Metrics works best when those measured buy into its purposes and validity.
9. Remember that even the best measures are subject to corruption or goal diversion.
Insofar as individuals are agents out to maximise their own interests, there are inevitable drawbacks to all schemes of measured reward.
That doesn’t mean that performance measures should be abandoned just because they have some negative outcomes. Such metrics may still be worth using, despite their anticipatable problems: it’s a matter of trade-offs. And that too is a matter of judgment.
10. Remember that sometimes, recognising the limits of the possible is the beginning of wisdom.
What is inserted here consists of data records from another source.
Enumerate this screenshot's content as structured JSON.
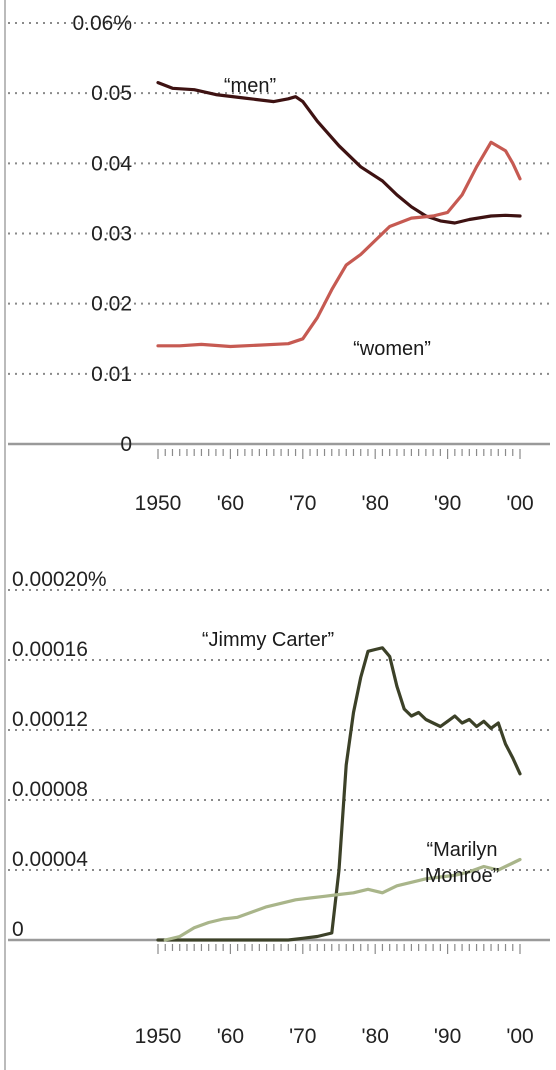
{
  "colors": {
    "background": "#ffffff",
    "grid": "#8a8a8a",
    "axis": "#9a9a9a",
    "men": "#3e1212",
    "women": "#c65a52",
    "jimmy_carter": "#3c4128",
    "marilyn_monroe": "#a9b58a",
    "left_border": "#bbbbbb"
  },
  "chart_data": [
    {
      "type": "line",
      "title": "",
      "xlabel": "",
      "ylabel": "",
      "xlim": [
        1950,
        2000
      ],
      "ylim": [
        0,
        0.06
      ],
      "grid": true,
      "x_ticks": [
        1950,
        1960,
        1970,
        1980,
        1990,
        2000
      ],
      "x_tick_labels": [
        "1950",
        "'60",
        "'70",
        "'80",
        "'90",
        "'00"
      ],
      "y_ticks": [
        0,
        0.01,
        0.02,
        0.03,
        0.04,
        0.05,
        0.06
      ],
      "y_tick_labels": [
        "0",
        "0.01",
        "0.02",
        "0.03",
        "0.04",
        "0.05",
        "0.06%"
      ],
      "series": [
        {
          "name": "“men”",
          "color_key": "men",
          "points": [
            [
              1950,
              0.0515
            ],
            [
              1952,
              0.0507
            ],
            [
              1955,
              0.0505
            ],
            [
              1958,
              0.0498
            ],
            [
              1962,
              0.0493
            ],
            [
              1966,
              0.0488
            ],
            [
              1968,
              0.0492
            ],
            [
              1969,
              0.0495
            ],
            [
              1970,
              0.0488
            ],
            [
              1972,
              0.046
            ],
            [
              1975,
              0.0425
            ],
            [
              1978,
              0.0395
            ],
            [
              1981,
              0.0375
            ],
            [
              1983,
              0.0355
            ],
            [
              1985,
              0.0338
            ],
            [
              1987,
              0.0325
            ],
            [
              1989,
              0.0318
            ],
            [
              1991,
              0.0315
            ],
            [
              1993,
              0.032
            ],
            [
              1996,
              0.0325
            ],
            [
              1998,
              0.0326
            ],
            [
              2000,
              0.0325
            ]
          ]
        },
        {
          "name": "“women”",
          "color_key": "women",
          "points": [
            [
              1950,
              0.014
            ],
            [
              1953,
              0.014
            ],
            [
              1956,
              0.0142
            ],
            [
              1960,
              0.0139
            ],
            [
              1964,
              0.0141
            ],
            [
              1968,
              0.0143
            ],
            [
              1970,
              0.015
            ],
            [
              1972,
              0.018
            ],
            [
              1974,
              0.022
            ],
            [
              1976,
              0.0255
            ],
            [
              1978,
              0.027
            ],
            [
              1980,
              0.029
            ],
            [
              1982,
              0.031
            ],
            [
              1985,
              0.0322
            ],
            [
              1988,
              0.0325
            ],
            [
              1990,
              0.033
            ],
            [
              1992,
              0.0355
            ],
            [
              1994,
              0.0395
            ],
            [
              1996,
              0.043
            ],
            [
              1998,
              0.0418
            ],
            [
              1999,
              0.04
            ],
            [
              2000,
              0.0378
            ]
          ]
        }
      ]
    },
    {
      "type": "line",
      "title": "",
      "xlabel": "",
      "ylabel": "",
      "xlim": [
        1950,
        2000
      ],
      "ylim": [
        0,
        0.0002
      ],
      "grid": true,
      "x_ticks": [
        1950,
        1960,
        1970,
        1980,
        1990,
        2000
      ],
      "x_tick_labels": [
        "1950",
        "'60",
        "'70",
        "'80",
        "'90",
        "'00"
      ],
      "y_ticks": [
        0,
        4e-05,
        8e-05,
        0.00012,
        0.00016,
        0.0002
      ],
      "y_tick_labels": [
        "0",
        "0.00004",
        "0.00008",
        "0.00012",
        "0.00016",
        "0.00020%"
      ],
      "series": [
        {
          "name": "“Jimmy Carter”",
          "color_key": "jimmy_carter",
          "points": [
            [
              1950,
              0.0
            ],
            [
              1955,
              0.0
            ],
            [
              1960,
              0.0
            ],
            [
              1965,
              0.0
            ],
            [
              1968,
              0.0
            ],
            [
              1970,
              1e-06
            ],
            [
              1972,
              2e-06
            ],
            [
              1974,
              4e-06
            ],
            [
              1975,
              4e-05
            ],
            [
              1976,
              0.0001
            ],
            [
              1977,
              0.00013
            ],
            [
              1978,
              0.00015
            ],
            [
              1979,
              0.000165
            ],
            [
              1980,
              0.000166
            ],
            [
              1981,
              0.000167
            ],
            [
              1982,
              0.000162
            ],
            [
              1983,
              0.000145
            ],
            [
              1984,
              0.000132
            ],
            [
              1985,
              0.000128
            ],
            [
              1986,
              0.00013
            ],
            [
              1987,
              0.000126
            ],
            [
              1988,
              0.000124
            ],
            [
              1989,
              0.000122
            ],
            [
              1990,
              0.000125
            ],
            [
              1991,
              0.000128
            ],
            [
              1992,
              0.000124
            ],
            [
              1993,
              0.000126
            ],
            [
              1994,
              0.000122
            ],
            [
              1995,
              0.000125
            ],
            [
              1996,
              0.000121
            ],
            [
              1997,
              0.000124
            ],
            [
              1998,
              0.000112
            ],
            [
              1999,
              0.000104
            ],
            [
              2000,
              9.5e-05
            ]
          ]
        },
        {
          "name": "“Marilyn Monroe”",
          "color_key": "marilyn_monroe",
          "points": [
            [
              1951,
              0.0
            ],
            [
              1953,
              2e-06
            ],
            [
              1955,
              7e-06
            ],
            [
              1957,
              1e-05
            ],
            [
              1959,
              1.2e-05
            ],
            [
              1961,
              1.3e-05
            ],
            [
              1963,
              1.6e-05
            ],
            [
              1965,
              1.9e-05
            ],
            [
              1967,
              2.1e-05
            ],
            [
              1969,
              2.3e-05
            ],
            [
              1971,
              2.4e-05
            ],
            [
              1973,
              2.5e-05
            ],
            [
              1975,
              2.6e-05
            ],
            [
              1977,
              2.7e-05
            ],
            [
              1979,
              2.9e-05
            ],
            [
              1981,
              2.7e-05
            ],
            [
              1983,
              3.1e-05
            ],
            [
              1985,
              3.3e-05
            ],
            [
              1987,
              3.5e-05
            ],
            [
              1989,
              3.6e-05
            ],
            [
              1991,
              3.7e-05
            ],
            [
              1993,
              3.9e-05
            ],
            [
              1995,
              4.2e-05
            ],
            [
              1997,
              4e-05
            ],
            [
              1999,
              4.4e-05
            ],
            [
              2000,
              4.6e-05
            ]
          ]
        }
      ]
    }
  ]
}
Not all problems are soluble, and even fewer are soluble by metrics. It’s not true that everything can be improved by measurement, or that everything that can be measured can be improved. Nor is making a problem more transparent necessarily a step to its solution. Transparency may make a troubling situation more salient, without making it more soluble.
Ultimately, the issue is not one of metrics versus judgment, but metrics as informing judgment, which includes knowing how much weight to give to metrics, recognising their characteristic distortions, and appreciating what can’t be measured. In recent decades, too many politicians, business leaders, policymakers, and academic officials have lost sight of that.